The antitrust risk landscape is shifting. Caught up in the ever-changing priorities of governments and antitrust authorities globally, companies are inadvertently slipping up in the antitrust arena.
Antitrust and associated competition and consumer issues are at the heart of a company's strategy and conduct considerations facing boards. Antitrust contraventions can not only result in significant fines, but can require substantial changes to the way a company operates and interacts with its customers. Competition and consumer law are increasingly interlinked with how companies operate, both from a conduct perspective and how they treat their consumers. This is coming to the fore in the technology sector and is likely to remain an issue for the foreseeable future.
The global enforcement agenda is shifting towards a focus on developing concepts, such as exchanging confidential information and abusing a dominant market position, and your organisation's antitrust risk assessment needs to factor this in. Clifford Chance can help your business develop a strategy to identify relevant antitrust risk and help your business to stay in the clear.
Be clear on antitrust risk
5 questions to ask yourself
Have we elevated antitrust risk to the board?
Is there a dedicated member of the board who considers and deals with antitrust risk? Is there a direct reporting line on this issue to your board? If an investigation was launched by an authority, is your board set up to quickly take decisions to respond to that investigation? Is the board aware of the benefits of making an application for immunity or leniency and the risk of a competitor doing the same?

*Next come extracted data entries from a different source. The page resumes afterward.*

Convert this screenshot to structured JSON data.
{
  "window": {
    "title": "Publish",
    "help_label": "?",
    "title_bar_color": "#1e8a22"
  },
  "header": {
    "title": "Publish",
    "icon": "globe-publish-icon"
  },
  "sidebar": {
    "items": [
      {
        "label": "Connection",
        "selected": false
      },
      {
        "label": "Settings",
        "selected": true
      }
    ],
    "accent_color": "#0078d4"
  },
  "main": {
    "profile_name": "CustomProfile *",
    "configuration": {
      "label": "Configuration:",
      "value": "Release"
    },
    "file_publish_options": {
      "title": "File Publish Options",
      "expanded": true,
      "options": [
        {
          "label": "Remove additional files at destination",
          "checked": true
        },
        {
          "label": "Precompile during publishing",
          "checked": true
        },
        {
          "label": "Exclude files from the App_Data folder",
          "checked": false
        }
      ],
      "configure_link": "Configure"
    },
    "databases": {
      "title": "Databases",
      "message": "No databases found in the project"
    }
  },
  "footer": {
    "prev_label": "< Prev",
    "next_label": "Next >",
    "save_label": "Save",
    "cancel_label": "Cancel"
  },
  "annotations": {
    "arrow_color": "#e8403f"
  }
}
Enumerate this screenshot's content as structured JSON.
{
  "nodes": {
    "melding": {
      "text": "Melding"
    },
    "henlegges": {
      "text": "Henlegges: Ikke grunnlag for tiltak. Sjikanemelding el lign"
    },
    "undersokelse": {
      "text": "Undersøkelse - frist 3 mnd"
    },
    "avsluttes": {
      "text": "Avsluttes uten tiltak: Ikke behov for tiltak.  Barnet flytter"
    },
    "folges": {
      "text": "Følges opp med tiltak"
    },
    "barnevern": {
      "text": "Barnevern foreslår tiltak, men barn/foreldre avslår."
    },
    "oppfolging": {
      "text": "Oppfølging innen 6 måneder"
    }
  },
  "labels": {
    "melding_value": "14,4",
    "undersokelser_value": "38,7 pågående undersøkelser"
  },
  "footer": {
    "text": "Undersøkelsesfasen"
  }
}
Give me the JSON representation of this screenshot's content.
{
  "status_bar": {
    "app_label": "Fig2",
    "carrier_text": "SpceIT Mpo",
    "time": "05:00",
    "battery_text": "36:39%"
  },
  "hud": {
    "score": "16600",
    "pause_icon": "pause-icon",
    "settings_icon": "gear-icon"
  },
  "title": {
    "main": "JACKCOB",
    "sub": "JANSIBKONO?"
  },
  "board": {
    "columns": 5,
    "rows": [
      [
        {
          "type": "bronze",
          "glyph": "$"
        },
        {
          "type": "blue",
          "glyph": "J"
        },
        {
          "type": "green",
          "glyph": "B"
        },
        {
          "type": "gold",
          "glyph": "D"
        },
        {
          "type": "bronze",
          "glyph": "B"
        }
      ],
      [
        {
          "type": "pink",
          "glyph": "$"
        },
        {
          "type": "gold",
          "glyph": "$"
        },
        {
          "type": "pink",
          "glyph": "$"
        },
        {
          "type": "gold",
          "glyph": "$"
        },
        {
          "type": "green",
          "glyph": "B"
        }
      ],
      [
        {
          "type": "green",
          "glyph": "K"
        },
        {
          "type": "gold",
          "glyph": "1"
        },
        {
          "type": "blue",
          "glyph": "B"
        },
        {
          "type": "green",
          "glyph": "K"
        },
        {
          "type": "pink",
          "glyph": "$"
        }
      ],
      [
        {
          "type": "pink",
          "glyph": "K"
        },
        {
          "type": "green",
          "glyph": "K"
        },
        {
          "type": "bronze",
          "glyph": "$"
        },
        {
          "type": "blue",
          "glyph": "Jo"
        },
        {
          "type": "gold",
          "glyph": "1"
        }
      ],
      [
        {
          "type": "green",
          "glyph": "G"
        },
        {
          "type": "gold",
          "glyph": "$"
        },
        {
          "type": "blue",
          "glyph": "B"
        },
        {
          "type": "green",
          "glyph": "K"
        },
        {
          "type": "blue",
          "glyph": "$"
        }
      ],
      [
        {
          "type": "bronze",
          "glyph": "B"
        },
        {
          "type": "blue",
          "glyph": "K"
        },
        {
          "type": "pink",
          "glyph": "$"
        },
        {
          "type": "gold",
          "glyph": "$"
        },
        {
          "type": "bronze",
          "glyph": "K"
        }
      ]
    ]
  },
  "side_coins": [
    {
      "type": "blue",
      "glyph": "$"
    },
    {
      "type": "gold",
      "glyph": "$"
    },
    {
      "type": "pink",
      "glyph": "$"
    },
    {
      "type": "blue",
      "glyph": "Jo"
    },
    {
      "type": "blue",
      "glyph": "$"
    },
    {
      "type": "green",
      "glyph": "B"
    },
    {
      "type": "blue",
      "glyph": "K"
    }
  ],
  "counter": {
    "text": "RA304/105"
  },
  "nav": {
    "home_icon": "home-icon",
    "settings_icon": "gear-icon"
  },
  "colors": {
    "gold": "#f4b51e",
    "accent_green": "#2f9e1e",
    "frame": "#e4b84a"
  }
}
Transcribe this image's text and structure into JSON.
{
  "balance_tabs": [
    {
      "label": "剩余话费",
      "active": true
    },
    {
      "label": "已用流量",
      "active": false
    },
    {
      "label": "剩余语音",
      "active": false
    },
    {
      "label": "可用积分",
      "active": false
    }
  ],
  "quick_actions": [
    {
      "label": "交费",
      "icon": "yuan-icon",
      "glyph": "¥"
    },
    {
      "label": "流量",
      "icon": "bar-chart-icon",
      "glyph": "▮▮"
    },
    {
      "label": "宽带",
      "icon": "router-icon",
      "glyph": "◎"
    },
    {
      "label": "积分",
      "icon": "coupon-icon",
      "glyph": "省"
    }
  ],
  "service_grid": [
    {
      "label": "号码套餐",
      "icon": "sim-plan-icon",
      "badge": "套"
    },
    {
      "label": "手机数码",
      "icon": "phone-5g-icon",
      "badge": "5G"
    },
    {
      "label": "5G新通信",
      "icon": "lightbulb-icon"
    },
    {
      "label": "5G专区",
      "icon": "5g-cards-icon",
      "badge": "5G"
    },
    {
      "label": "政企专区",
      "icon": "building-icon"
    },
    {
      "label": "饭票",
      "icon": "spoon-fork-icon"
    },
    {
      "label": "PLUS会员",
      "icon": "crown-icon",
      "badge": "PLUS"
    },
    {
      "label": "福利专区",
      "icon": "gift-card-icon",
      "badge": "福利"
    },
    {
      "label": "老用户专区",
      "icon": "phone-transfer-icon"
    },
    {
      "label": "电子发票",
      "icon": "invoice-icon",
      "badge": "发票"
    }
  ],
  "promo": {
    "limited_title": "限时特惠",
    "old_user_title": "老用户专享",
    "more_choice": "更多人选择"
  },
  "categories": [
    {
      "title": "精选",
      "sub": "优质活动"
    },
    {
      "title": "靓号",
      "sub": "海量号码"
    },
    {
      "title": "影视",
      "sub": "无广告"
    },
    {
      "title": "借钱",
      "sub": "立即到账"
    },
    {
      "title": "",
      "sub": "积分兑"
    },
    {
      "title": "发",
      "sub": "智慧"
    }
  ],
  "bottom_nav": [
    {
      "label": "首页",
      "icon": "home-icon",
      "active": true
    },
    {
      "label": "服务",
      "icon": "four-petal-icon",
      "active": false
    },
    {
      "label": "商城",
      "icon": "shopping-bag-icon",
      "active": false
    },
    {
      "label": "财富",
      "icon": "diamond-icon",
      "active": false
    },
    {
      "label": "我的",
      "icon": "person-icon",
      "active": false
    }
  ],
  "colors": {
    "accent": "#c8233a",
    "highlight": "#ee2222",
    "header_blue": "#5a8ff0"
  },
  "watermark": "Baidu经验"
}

What is the antitrust risk profile of our business?
Do you know whether there are any areas of your business which are particularly at risk of potential antitrust law breaches? Which business units are most likely to have contact with competitors? Do you have systems in place to monitor compliance with these rules? What proportionate steps can you take to assure the board that your business has a low risk of breaching antitrust rules.
Do we have the appropriate antitrust procedures and training in place?
Your core policies should include training on antitrust risk, particularly when dealing with customers and competitors. Do your employees understand how to deal with an approach from a competitor that may breach antitrust rules? These policies should be revisited regularly to take into account the evolving legal landscape.
Do we know how to deal with a crisis?
If a dawn raid took place tomorrow, who would manage the response to that raid? Do you know what the authorities are and are not entitled to do during a raid? How would you react to a wider crisis that might affect your company’s reputation, such as ongoing involvement in a public investigation?
As our business evolves, do we know how to assess new antitrust risks and opportunities?
As your business moves into new markets or acquires existing businesses, do you have policies in place to assess antitrust risk associated with each business? Are you aware that your parent company may be at risk through the actions of your wholly owned subsidiaries? Do you have ongoing procedures in place to assess this risk?